Immediately after giving his valedictorian speech, high school senior Philip Root, still clad in his cap and gown, climbed into a borrowed race car and drove up to the finish line at the Las Vegas Motor Speedway.
With the yellow tassel of his graduation cap flapping in the wind, Root leaned out the window and posed for a photo as he accepted his diploma — and then took off on a celebratory lap around the track.
Root gave his speech over the radio from the broadcasting booth, which the graduating class of Faith Lutheran High School listened to as they sat with family in individual cars decked out with signs, banners and balloons. Then, in front of the empty grandstands of the racetrack that’s been idled for months due to the coronavirus, Root led his classmates as they pulled up one-by-one to the waving checkered flag to get their certificate from administrators wearing face masks. To mark the milestone, the students and their families whooped and cheered and then hit the gas pedal.
The ceremony was part of a growing push by high schools across the country to find a way to hold in-person graduations and offer up some added pomp amid the coronavirus pandemic. The graduation ceremony is seen by many as salvaging a school year in which many haven’t seen classmates for months and missed out on traditional senior activities such as proms and end-of-school parties.
There are still many schools that have settled on virtual graduations — something that’s drawn online petitions from students and parents demanding traditional commencements be held later in the year if social distancing rules are eased. Some of those virtual events have attracted famous speakers, including President Barack Obama who gave a commencement address earlier this month. The television special featured other celebrities, including NBA star LeBron James, actress Yara Shahidi and actor and singer Ben Platt.
But for schools pressing ahead with in-person graduations, that has meant coming up with creative ways to holding events while adhering to limitations on crowd sizes and social distancing guidelines. They are spacing students apart in big auditoriums with limited guests, or in one town in New Hampshire, sending seniors off with a mountaintop graduation, accessible by chairlift.
“We are using our local community resources and assets to make the best possible case out of what is a horrible current situation,” said Kevin Carpenter, principal of Kennett High School in North Conway, New Hampshire, where Cranmore Mountain ski resort is offering its services at no cost to the school for the June 13 ceremony. “It was just so important to us that we be able to try to find the best possible way we could to honor our class of 2020,” he said by email.
The 174 seniors will be allowed to each have four guests join them for a 10-minute ride on the chairlift to the mountain summit, where they will get their diploma and be photographed.
In western Maine, the rural Oxford Hills High School is making use of a twin-screen, drive-in movie theater in Bridgton for its graduation on June 21.
The family of each graduating senior is limited to one vehicle and pre-recorded segments featuring student addresses, student performances and the guest speaker will be displayed on the big screen. Also projected will be each of the students who’ll leave their vehicle to receive their diploma in the “snack shack.”
Afterward, vehicles will caravan to Oxford Plains Speedway for a private fireworks display.
“This is a class that was born in the shadow of 9/11 and is graduating in the shadow of a pandemic. These are most resilient, malleable, positive students,” said Richard Colpitts, superintendent of the Oxford Hills School District. “This is a time when many people get down on life, but this class is very positive and optimistic,” he added.

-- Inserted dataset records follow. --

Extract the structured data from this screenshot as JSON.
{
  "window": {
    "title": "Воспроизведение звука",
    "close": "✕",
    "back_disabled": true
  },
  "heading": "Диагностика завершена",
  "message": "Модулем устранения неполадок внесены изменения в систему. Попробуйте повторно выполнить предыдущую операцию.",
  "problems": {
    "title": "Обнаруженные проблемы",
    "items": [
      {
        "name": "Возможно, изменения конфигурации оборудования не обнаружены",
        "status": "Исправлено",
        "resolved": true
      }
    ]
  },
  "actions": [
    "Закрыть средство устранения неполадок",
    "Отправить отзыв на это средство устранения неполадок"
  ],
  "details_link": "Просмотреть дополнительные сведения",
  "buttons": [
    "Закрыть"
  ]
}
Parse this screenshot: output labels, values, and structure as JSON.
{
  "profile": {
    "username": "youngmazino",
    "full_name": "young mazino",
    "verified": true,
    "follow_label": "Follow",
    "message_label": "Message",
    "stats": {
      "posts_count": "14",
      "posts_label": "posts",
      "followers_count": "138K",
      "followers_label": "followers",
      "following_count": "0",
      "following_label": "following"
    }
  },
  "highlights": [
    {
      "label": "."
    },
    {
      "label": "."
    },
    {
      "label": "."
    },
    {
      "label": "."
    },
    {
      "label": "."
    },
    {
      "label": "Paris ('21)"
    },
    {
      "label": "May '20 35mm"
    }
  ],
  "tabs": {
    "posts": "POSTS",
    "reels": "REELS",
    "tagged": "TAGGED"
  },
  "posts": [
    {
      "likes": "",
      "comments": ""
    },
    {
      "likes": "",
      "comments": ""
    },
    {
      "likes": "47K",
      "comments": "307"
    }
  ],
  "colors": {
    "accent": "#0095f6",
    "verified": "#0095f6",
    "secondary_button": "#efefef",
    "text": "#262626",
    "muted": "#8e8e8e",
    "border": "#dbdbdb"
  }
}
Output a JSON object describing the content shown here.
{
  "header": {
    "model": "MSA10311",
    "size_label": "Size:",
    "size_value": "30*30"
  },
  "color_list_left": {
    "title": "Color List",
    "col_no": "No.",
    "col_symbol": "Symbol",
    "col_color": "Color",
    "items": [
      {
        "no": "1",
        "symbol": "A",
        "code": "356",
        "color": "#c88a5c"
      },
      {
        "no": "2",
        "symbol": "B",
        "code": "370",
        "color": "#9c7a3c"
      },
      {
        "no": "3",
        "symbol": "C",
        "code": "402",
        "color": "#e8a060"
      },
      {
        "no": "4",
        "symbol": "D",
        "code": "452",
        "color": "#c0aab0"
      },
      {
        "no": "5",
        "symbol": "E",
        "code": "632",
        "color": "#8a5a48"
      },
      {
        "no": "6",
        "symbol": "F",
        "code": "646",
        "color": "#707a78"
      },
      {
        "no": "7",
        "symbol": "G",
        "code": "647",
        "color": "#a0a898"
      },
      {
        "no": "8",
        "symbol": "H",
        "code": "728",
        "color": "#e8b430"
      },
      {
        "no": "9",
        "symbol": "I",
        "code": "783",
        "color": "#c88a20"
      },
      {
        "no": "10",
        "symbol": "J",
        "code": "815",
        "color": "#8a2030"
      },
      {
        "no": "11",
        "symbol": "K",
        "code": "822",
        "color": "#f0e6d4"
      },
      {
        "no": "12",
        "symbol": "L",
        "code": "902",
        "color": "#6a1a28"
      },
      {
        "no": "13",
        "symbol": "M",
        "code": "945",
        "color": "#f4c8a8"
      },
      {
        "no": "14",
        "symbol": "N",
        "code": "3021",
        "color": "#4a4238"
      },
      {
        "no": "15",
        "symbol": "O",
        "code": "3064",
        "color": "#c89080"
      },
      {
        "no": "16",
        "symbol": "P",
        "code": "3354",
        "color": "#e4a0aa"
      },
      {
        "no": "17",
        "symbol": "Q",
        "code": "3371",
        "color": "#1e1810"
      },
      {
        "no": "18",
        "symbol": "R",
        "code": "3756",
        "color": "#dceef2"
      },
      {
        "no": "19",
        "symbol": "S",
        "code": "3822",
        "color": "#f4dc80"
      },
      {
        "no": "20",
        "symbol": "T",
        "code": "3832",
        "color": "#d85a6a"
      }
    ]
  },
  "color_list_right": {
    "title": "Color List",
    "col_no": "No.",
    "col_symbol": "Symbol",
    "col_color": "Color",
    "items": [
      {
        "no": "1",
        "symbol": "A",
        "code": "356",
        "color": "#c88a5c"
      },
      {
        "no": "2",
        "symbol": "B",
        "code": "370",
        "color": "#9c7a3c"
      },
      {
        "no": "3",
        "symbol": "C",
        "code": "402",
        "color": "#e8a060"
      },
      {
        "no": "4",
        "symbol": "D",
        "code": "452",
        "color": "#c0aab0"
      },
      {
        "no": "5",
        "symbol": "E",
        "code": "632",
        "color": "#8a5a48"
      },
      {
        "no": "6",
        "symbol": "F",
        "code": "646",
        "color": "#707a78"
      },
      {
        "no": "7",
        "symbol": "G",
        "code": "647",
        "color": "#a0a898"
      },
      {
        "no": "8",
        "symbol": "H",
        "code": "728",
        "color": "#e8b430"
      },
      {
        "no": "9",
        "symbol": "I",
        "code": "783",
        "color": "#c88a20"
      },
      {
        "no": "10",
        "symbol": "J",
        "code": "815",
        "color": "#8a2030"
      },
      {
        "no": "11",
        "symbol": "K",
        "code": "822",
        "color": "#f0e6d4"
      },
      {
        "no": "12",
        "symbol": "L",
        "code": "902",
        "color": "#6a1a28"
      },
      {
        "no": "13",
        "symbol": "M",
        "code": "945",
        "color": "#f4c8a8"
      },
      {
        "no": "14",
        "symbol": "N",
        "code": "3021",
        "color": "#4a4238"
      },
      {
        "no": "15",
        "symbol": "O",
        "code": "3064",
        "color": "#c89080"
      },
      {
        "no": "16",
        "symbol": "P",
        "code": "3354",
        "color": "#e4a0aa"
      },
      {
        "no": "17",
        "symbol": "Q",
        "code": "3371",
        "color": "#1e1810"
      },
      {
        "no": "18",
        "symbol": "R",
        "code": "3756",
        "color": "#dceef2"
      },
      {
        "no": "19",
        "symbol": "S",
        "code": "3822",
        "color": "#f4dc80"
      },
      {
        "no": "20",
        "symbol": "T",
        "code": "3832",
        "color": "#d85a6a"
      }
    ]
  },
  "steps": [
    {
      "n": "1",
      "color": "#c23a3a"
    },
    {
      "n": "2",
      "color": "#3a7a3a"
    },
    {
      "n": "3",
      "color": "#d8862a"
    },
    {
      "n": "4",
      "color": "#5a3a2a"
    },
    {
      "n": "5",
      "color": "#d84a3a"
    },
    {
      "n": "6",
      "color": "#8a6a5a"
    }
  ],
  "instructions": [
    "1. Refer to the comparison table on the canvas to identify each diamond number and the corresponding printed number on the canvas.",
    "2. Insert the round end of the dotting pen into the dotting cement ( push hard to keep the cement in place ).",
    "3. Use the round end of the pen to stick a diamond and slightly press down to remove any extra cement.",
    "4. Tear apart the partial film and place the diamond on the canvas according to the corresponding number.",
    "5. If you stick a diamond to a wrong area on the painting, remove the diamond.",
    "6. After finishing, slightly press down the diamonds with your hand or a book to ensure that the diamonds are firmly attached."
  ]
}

Like Faith Lutheran in Las Vegas, Phoenix-area seniors at Buckeye Union High School took a celebratory lap in cars around the Phoenix Raceway last weekend.
Other school officials are focusing not so much on the road, but the vehicle, to give students a special sendoff.
At Bay High School in Bay St. Louis, Mississippi, school officials set up a drive-in commencement, Friday night, with each of its 127 graduating seniors and their families being picked up in a loaned Jeep. The Jeeps, popular in the Gulf Coast community, ferried students to a stand to pick up their diplomas.
Some districts have chosen to turn their graduation into marathon affairs. In a Dallas suburb, a 12-hour in-person ceremony took place Friday for the 1,400 graduates of Allen High School. With social distancing in mind, they walked across one of four stages in the stadium at various times and got their diplomas from family members, with no crowds in the stands.
In Las Vegas, the school’s CEO Dr. Steve Buuck said a few parents pushed back against the idea of a racetrack graduation, urging the school to postpone and hold a traditional ceremony. Buuck said he understands that, but the school wanted to find a cool way to honor their student’s achievements in a time when large, multi-generational gatherings like high school graduations are considered too risky.
“I think — like all Americans — we all just want some normalcy,” he said. “Lord willing, we’ll be back in a normal venue next year,” he said.
Faith Lutheran senior Sanniyah Haye said she was disappointed when she learned the original graduation plans would be canceled and travel restrictions kept family from attending. But after two months without seeing her classmates, she was happy to reunite with them for a once-in-a-lifetime experience, even if it involved posing for socially-distant photos, “standing 6 feet away kind of reaching for each other in our caps and gowns and smiling,” she said with a laugh.
“I can’t be more proud of us for finally getting to the finish line,” she said — no pun intended.